Arbiter maintains an ever-expanding database of known contracts and their ABIs. Based on contract knowledge, transaction requests fall into three categories:

**1. Known contract (ABI available)**

The transaction can be decoded and presented with semantic meaning. For example: *"Client X wants to transfer Y USDT to address Z."*

Available restrictions:
- Volume limits (e.g., "no more than 10,000 tokens ever")
- Rate limits (e.g., "no more than 100 tokens per hour")

**2. Unknown contract (no ABI)**

The transaction cannot be decoded, so its effects are opaque — it could do anything, including draining all tokens.
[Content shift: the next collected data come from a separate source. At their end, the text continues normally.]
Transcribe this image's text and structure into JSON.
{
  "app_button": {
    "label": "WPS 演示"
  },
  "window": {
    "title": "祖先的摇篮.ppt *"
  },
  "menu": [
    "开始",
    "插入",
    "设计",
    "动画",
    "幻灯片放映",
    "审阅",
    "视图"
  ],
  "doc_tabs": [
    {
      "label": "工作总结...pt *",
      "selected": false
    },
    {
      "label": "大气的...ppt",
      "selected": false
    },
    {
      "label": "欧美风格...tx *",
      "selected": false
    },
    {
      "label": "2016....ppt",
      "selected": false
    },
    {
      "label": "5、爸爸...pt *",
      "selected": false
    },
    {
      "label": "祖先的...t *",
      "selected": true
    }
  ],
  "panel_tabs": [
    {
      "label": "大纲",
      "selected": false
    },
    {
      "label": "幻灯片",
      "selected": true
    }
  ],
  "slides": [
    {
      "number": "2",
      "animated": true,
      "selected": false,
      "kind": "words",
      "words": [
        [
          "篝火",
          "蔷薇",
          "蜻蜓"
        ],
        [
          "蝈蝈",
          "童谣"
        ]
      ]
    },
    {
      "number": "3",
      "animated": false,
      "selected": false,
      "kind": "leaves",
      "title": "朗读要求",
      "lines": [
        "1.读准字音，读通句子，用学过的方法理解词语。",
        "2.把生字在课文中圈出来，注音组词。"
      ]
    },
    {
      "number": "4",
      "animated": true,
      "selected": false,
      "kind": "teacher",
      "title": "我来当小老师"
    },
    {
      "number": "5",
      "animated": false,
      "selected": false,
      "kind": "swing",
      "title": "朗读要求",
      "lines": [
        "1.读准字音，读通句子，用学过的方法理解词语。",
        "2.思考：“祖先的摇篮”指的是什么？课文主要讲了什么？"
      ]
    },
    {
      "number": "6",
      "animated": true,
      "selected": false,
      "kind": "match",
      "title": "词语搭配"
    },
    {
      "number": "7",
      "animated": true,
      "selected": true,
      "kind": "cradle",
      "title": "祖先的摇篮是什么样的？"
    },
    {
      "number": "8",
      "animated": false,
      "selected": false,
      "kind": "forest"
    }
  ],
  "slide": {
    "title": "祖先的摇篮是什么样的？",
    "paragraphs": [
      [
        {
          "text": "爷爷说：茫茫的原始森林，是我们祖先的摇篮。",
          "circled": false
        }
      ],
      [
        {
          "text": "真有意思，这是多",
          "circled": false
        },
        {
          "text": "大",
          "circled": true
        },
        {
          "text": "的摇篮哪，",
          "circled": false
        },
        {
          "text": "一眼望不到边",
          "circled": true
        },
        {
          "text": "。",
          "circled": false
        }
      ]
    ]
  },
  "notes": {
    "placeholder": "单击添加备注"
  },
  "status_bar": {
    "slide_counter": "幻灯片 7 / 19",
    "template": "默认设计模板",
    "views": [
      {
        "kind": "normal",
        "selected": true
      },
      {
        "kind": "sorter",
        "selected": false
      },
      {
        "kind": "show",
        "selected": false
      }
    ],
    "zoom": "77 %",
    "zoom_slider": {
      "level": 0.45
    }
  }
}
The user is warned, and if approved, access is granted to all interactions with the contract (matched by the `to` field).

Available restrictions:
- Transaction count limits (e.g., "no more than 100 transactions ever")
- Rate limits (e.g., "no more than 5 transactions per hour")

**3. Plain ether transfer (no calldata)**

These transactions have no `calldata` and therefore cannot interact with contracts. They can be subject to the same volume and rate restrictions as above.

#### 7.2.2 Global Limits

In addition to sub-grant-specific restrictions, the following limits can be applied across all grant types:

- **Gas limit** — Maximum gas per transaction.
- **Time-window restrictions** — e.g., signing allowed only 08:00–20:00 on Mondays and Thursdays.